Digital presenteísmo e o futuro do trabalho que ninguém quer


Adriana Knackfuss 2 minutos de leitura

A adoção do trabalho remoto trouxe mais flexibilidade para o nosso dia a dia. Mas os hábitos adquiridos durante anos dentro de escritórios podem nos levar a um futuro do trabalho prejudicial à produtividade e ao engajamento dos colaboradores. Estamos falando da cultura do presenteísmo digital, que vem se estabelecendo como algo normal dentro das organizações.

Mas o que é presenteísmo digital?

De acordo com Abby Peel, co-lead mental health network do serviço digital do governo do Reino Unido, esse fenômeno acontece “quando você se sente pressionado a estar disponível remotamente durante todo o dia”. De maneira geral, pensamos que a pressão para estar 100% conectados diminuiria com o trabalho remoto, mas a realidade tem mostrado o oposto.

Por estarem fora do campo de visão de chefes e colegas, os trabalhadores remotos tendem a buscar provar sua presença, fomentando uma cultura always on, na qual todos se sentem obrigados a permanecer online e interagir independente do dia ou horário.

A principal causa do presenteísmo digital é que, historicamente, no local de trabalho, a visibilidade era tão ou mais importante do que a produtividade. Um funcionário “trabalhador” era constantemente definido como alguém que passava mais horas em sua mesa, em vez de ser avaliado por sua produção.

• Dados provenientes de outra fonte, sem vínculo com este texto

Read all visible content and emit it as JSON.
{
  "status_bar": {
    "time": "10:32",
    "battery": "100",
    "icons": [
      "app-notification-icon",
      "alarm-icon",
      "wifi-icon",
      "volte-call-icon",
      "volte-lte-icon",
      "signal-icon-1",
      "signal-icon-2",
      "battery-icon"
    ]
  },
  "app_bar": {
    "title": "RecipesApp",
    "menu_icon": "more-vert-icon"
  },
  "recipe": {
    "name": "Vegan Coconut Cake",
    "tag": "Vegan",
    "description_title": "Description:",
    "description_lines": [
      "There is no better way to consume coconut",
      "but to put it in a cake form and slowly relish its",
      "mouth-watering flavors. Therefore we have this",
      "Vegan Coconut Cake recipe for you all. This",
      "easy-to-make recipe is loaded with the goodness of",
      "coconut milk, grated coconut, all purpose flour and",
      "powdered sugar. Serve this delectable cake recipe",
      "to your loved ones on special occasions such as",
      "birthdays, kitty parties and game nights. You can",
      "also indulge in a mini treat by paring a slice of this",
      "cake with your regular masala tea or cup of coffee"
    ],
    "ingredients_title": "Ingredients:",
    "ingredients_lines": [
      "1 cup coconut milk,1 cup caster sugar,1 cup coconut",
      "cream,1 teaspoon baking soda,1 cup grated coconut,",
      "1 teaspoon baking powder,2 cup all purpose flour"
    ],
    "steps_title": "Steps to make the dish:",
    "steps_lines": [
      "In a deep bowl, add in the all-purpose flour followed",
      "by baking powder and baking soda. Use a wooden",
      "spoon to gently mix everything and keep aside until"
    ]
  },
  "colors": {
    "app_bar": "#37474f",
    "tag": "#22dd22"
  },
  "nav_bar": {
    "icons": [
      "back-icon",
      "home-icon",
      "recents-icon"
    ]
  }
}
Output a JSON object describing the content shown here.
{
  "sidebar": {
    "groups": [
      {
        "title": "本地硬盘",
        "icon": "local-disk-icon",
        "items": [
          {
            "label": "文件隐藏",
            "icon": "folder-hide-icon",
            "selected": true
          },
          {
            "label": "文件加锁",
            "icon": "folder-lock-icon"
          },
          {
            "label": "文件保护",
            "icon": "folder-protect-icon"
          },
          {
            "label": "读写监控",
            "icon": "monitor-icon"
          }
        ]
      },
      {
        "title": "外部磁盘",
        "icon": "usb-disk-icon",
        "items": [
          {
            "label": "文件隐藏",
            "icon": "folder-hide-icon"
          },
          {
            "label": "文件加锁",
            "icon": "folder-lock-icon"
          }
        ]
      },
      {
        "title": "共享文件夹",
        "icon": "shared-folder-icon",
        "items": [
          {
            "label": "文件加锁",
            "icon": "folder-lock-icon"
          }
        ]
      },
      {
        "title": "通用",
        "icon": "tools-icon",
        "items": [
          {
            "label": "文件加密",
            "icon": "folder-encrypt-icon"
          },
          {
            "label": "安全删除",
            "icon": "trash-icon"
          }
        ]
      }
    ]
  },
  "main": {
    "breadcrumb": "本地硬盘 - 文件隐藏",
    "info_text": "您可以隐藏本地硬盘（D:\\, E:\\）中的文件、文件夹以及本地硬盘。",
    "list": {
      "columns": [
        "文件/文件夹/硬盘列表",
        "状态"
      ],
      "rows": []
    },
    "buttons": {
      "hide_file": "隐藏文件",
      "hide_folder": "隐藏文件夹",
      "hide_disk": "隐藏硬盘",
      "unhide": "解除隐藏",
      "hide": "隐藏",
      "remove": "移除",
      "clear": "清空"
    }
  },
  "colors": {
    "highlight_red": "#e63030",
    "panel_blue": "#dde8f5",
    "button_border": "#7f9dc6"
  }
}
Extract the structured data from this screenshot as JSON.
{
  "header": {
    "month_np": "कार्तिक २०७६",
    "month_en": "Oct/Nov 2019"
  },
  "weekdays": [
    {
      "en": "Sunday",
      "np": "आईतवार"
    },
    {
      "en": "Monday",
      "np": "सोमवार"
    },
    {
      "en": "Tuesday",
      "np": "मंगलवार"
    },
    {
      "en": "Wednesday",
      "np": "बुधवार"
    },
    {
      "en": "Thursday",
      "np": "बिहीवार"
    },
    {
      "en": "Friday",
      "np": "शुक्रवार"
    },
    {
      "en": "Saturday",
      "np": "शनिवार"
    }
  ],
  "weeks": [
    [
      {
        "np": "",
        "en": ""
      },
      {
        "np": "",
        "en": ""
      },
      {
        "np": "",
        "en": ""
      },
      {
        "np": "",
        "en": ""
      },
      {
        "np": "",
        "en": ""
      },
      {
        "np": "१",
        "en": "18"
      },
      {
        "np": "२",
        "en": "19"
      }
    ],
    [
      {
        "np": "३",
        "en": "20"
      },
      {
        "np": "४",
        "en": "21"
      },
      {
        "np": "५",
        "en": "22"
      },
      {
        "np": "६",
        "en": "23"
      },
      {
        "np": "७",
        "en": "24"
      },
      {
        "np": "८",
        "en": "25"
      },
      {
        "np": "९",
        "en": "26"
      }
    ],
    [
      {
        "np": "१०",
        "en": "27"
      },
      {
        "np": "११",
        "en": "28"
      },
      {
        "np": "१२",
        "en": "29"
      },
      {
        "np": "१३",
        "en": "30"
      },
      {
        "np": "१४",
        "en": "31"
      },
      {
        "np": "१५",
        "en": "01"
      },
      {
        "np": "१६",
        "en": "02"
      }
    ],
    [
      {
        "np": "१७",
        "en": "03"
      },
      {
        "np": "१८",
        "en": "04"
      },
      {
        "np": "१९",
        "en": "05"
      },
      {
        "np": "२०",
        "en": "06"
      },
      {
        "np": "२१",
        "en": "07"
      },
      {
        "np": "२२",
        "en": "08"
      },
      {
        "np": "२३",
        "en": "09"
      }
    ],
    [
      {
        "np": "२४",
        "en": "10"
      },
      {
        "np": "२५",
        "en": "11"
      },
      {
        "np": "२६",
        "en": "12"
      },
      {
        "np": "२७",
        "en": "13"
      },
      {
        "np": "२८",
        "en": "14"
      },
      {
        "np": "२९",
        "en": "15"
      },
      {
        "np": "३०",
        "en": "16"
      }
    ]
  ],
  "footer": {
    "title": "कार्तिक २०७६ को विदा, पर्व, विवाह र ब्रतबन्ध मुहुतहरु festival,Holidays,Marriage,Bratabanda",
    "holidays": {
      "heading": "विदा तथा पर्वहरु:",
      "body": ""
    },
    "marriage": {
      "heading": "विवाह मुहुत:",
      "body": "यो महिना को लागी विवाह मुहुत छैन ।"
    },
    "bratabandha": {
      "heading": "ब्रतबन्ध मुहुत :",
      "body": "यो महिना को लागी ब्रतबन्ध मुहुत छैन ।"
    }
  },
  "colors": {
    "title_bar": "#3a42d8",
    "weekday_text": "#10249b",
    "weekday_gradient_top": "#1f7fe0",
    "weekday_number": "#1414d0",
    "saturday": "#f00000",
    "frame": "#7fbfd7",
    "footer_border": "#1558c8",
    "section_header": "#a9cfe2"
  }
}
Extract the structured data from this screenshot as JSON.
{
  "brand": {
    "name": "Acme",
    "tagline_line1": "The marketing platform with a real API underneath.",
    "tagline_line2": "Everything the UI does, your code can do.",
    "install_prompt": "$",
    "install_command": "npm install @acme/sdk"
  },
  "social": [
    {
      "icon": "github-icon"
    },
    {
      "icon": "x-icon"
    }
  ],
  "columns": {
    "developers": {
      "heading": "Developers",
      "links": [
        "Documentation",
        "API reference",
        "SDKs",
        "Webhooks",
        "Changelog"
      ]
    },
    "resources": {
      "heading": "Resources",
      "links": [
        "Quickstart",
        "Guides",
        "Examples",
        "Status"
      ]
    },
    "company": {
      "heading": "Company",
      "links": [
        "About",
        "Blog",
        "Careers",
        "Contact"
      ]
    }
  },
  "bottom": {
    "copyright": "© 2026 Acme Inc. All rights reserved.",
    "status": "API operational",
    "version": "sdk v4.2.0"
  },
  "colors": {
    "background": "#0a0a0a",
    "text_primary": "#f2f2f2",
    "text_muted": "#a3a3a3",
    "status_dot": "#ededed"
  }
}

De acordo com uma pesquisa do LinkedIn, os trabalhadores remotos trabalharam 28 horas extras por mês desde o início do lockdown. A busca por visibilidade fatalmente vem contribuindo para jornadas de trabalho mais longas. 

Por que o presenteísmo digital é um problema?

O problema começa com a gestão e a liderança, assim como as bases sobre as quais construímos nossa cultura no local de trabalho.

De acordo com pesquisa do LinkedIn, trabalhadores remotos trabalharam 28 horas extras por mês desde o início do lockdown.

A “Harvard Business Review” chama isso de “estar no trabalho, mas fora dele”. E, de acordo com uma auditoria de produtividade norte-americana, essa é uma desconexão que custa à economia dos EUA mais de US$ 150 bilhões por ano.

Mas as consequências financeiras do presenteísmo digital são apenas a ponta do iceberg, já que as pessoas convivem com sintomas de esgotamento, exaustão, estresse e ansiedade.

Como garantir que os funcionários remotos mantenham um equilíbrio saudável entre vida profissional e pessoal? Aqui estão algumas estratégias que os líderes de equipe podem adotar para gerenciar o presenteísmo digital:

A) Mantenha conversas frequentes com seus funcionários. Os check-ins não apenas demonstram que a empresa valoriza sua equipe, mas também ajudam os gerentes a se manterem atualizados sobre as preocupações e os desafios que os membros da equipe podem enfrentar.

B) Promova uma cultura de trabalho positiva, com confiança e transparência na comunicação. Isso inclui deixar sempre claro os critérios de sucesso para as pessoas e as melhores formas de comunicação no dia a dia. 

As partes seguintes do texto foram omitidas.